Alcanzar lo inalcanzable, animar lo inanimado, hilar del instante la eternidad, apetecer la inmortalidad para el ser amado... Estos imposibles, esta tensión que a veces se padece como insoportable, el dolor de la belleza ¿son temas para un libro ilustrado de poesía infantil?

Caracol se enamoró de una estatua
del jardín,
todos los días pasea por su cara
con verdín.

Una lenta criatura silenciosa alberga un denodado amor por la estatua de un jardín. Ella, aunque de innata condición inmóvil, sostiene desde siempre un cántaro que ya vence sus hombros. Forma pura, la estatua, es también la causa pura de la búsqueda de poesía y de amor de la paciencia que se arrastra todas las mañanas para crear el instante.

Y a veces se las arregla para llevarle
brillantes,
gotas de fresco rocío que le cuelga
de colgante.

Fuera del instante creado por el caracol que se arrastra, que transporta y que entrega y la estatua que espera y que recibe y que comprende, está el mundo exterior, con sus celebraciones casuales, su olvido y sus telarañas.
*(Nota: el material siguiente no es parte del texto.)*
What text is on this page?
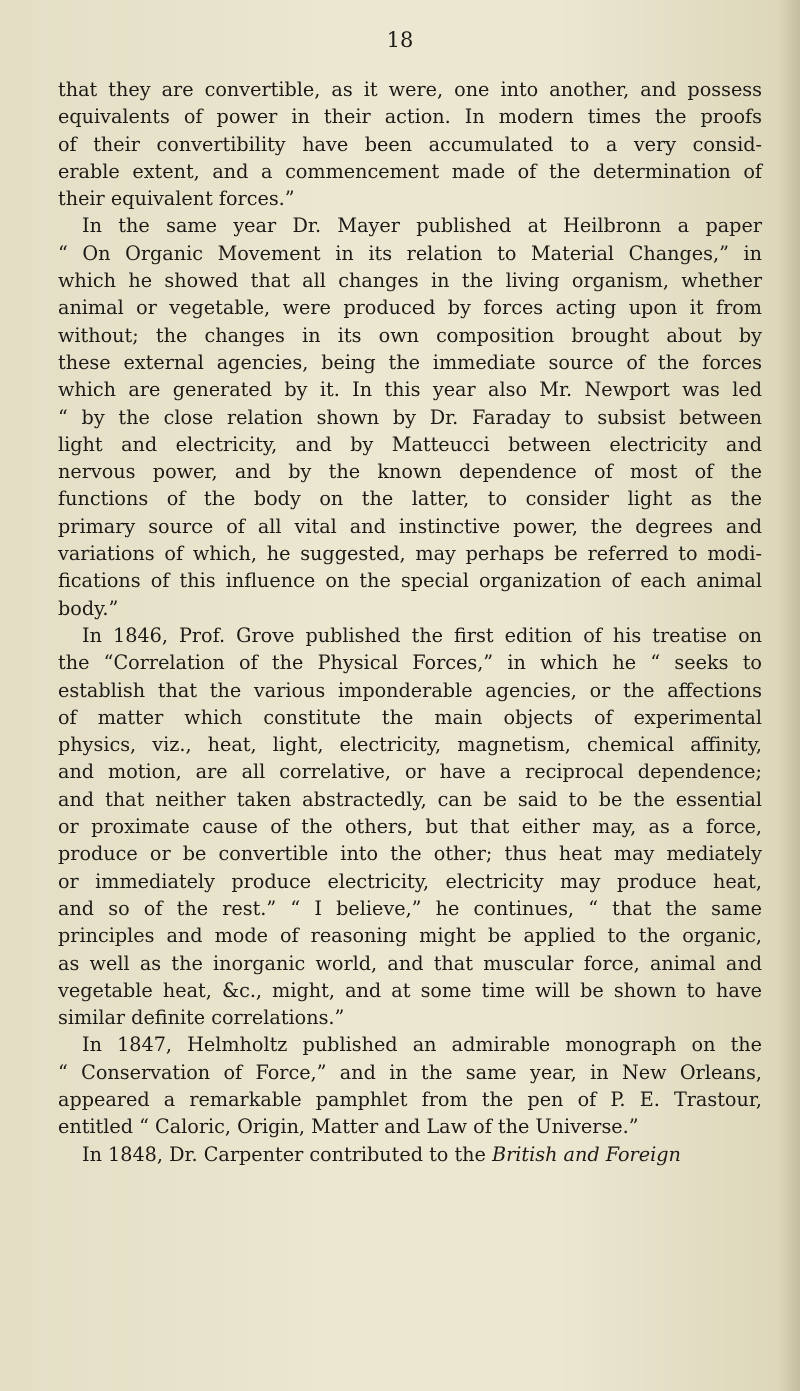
18
that they are convertible, as it were, one into another, and possess
equivalents of power in their action. In modern times the proofs
of their convertibility have been accumulated to a very consid-
erable extent, and a commencement made of the determination of
their equivalent forces.”
In the same year Dr. Mayer published at Heilbronn a paper
“ On Organic Movement in its relation to Material Changes,” in
which he showed that all changes in the living organism, whether
animal or vegetable, were produced by forces acting upon it from
without; the changes in its own composition brought about by
these external agencies, being the immediate source of the forces
which are generated by it. In this year also Mr. Newport was led
“ by the close relation shown by Dr. Faraday to subsist between
light and electricity, and by Matteucci between electricity and
nervous power, and by the known dependence of most of the
functions of the body on the latter, to consider light as the
primary source of all vital and instinctive power, the degrees and
variations of which, he suggested, may perhaps be referred to modi-
fications of this influence on the special organization of each animal
body.”
In 1846, Prof. Grove published the first edition of his treatise on
the “Correlation of the Physical Forces,” in which he “ seeks to
establish that the various imponderable agencies, or the affections
of matter which constitute the main objects of experimental
physics, viz., heat, light, electricity, magnetism, chemical affinity,
and motion, are all correlative, or have a reciprocal dependence;
and that neither taken abstractedly, can be said to be the essential
or proximate cause of the others, but that either may, as a force,
produce or be convertible into the other; thus heat may mediately
or immediately produce electricity, electricity may produce heat,
and so of the rest.” “ I believe,” he continues, “ that the same
principles and mode of reasoning might be applied to the organic,
as well as the inorganic world, and that muscular force, animal and
vegetable heat, &c., might, and at some time will be shown to have
similar definite correlations.”
In 1847, Helmholtz published an admirable monograph on the
“ Conservation of Force,” and in the same year, in New Orleans,
appeared a remarkable pamphlet from the pen of P. E. Trastour,
entitled “ Caloric, Origin, Matter and Law of the Universe.”
In 1848, Dr. Carpenter contributed to the British and Foreign
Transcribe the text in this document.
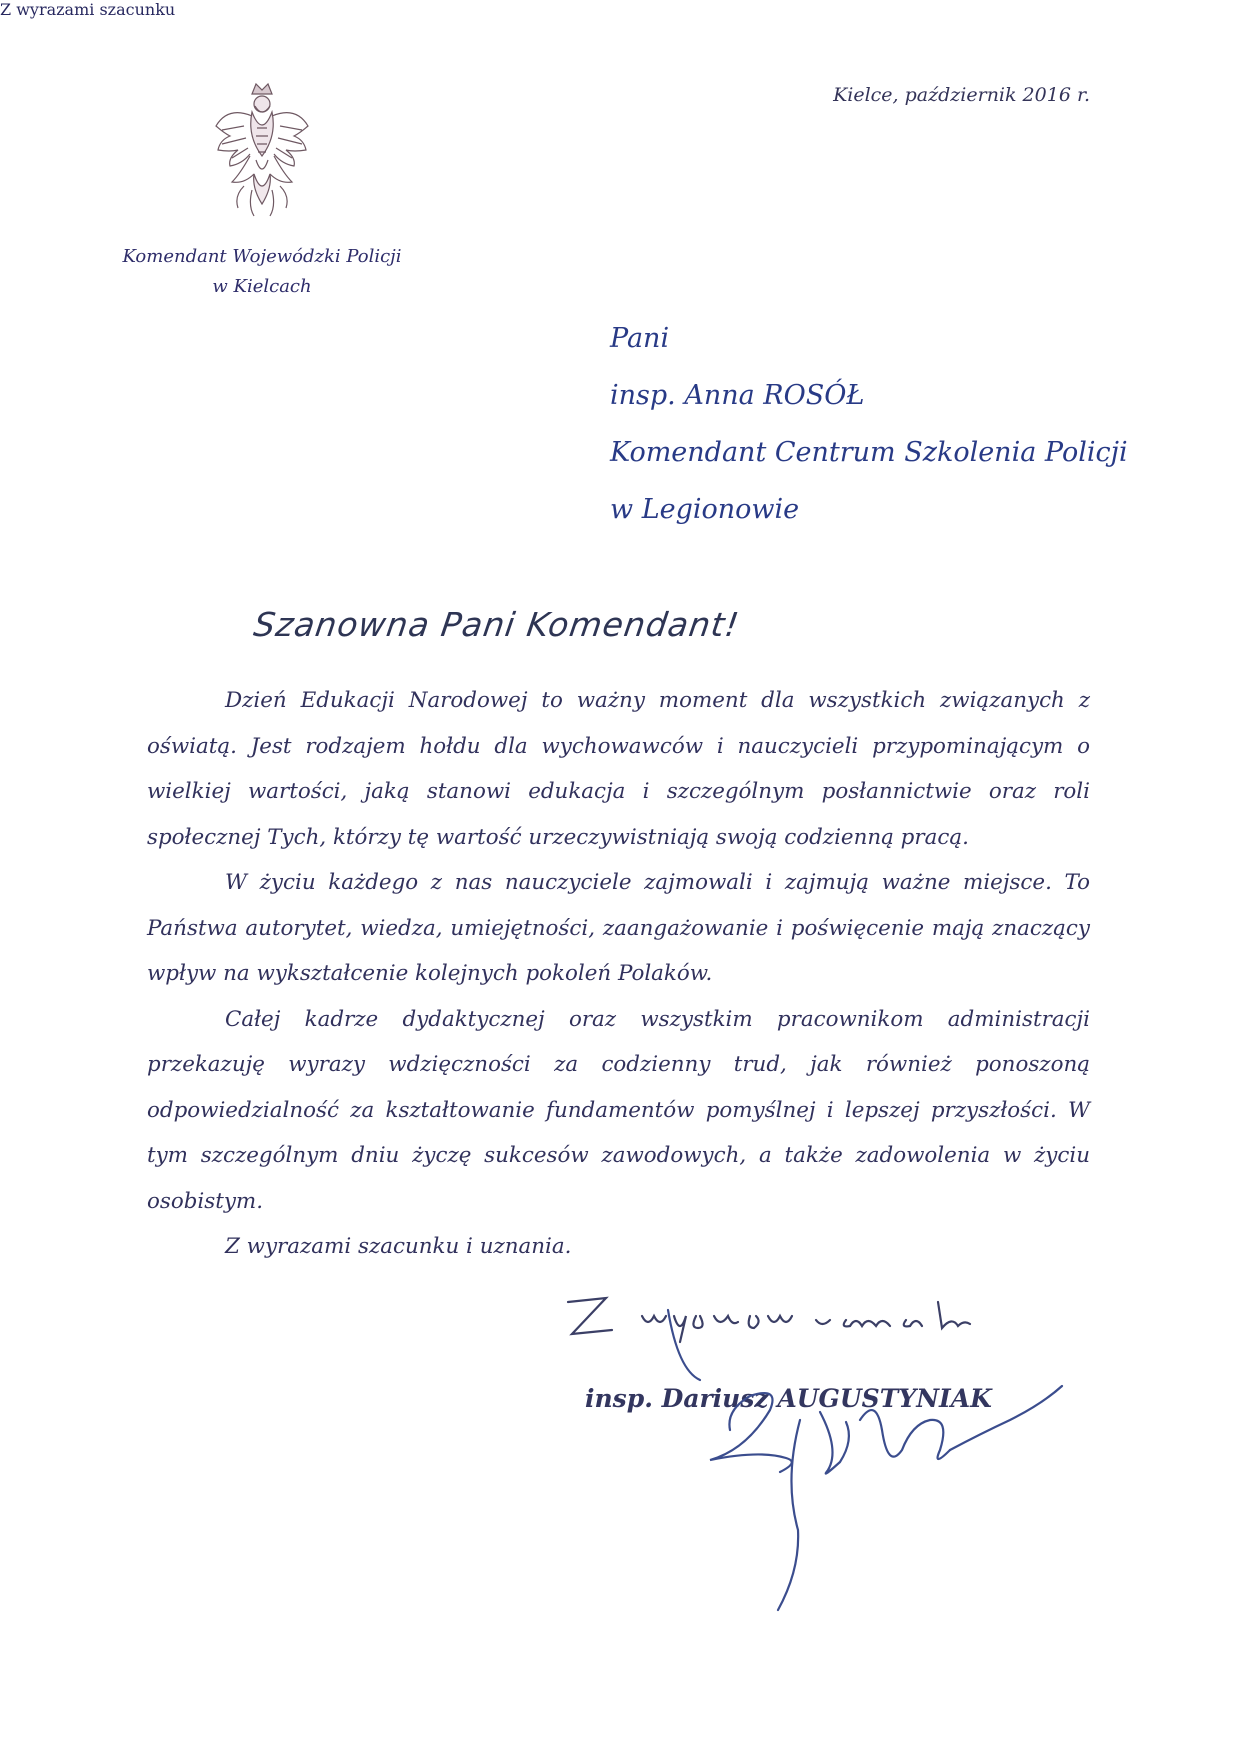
Komendant Wojewódzki Policji
w Kielcach
Kielce, październik 2016 r.
Pani
insp. Anna ROSÓŁ
Komendant Centrum Szkolenia Policji
w Legionowie
Szanowna Pani Komendant!

Dzień Edukacji Narodowej to ważny moment dla wszystkich związanych z oświatą. Jest rodzajem hołdu dla wychowawców i nauczycieli przypominającym o wielkiej wartości, jaką stanowi edukacja i szczególnym posłannictwie oraz roli społecznej Tych, którzy tę wartość urzeczywistniają swoją codzienną pracą.

W życiu każdego z nas nauczyciele zajmowali i zajmują ważne miejsce. To Państwa autorytet, wiedza, umiejętności, zaangażowanie i poświęcenie mają znaczący wpływ na wykształcenie kolejnych pokoleń Polaków.

Całej kadrze dydaktycznej oraz wszystkim pracownikom administracji przekazuję wyrazy wdzięczności za codzienny trud, jak również ponoszoną odpowiedzialność za kształtowanie fundamentów pomyślnej i lepszej przyszłości. W tym szczególnym dniu życzę sukcesów zawodowych, a także zadowolenia w życiu osobistym.

Z wyrazami szacunku i uznania.
Z wyrazami szacunku
insp. Dariusz AUGUSTYNIAK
Y cuando la nota triste, porque nadie le hace
caso,
porque se llena de arañas,
y se le suben los gatos...

Fuera del tiempo vivo, verano eterno del deseo, que componen el caracol y su estatua, está el tiempo horizontal que desgasta con su invierno y con su desesperanza convencida que el amor imposible es imposible, que los caracoles son moluscos y las estatuas piedras. Pero el dinamismo del instante creado se alimenta de la energía inagotable del quizás, del si yo fuera...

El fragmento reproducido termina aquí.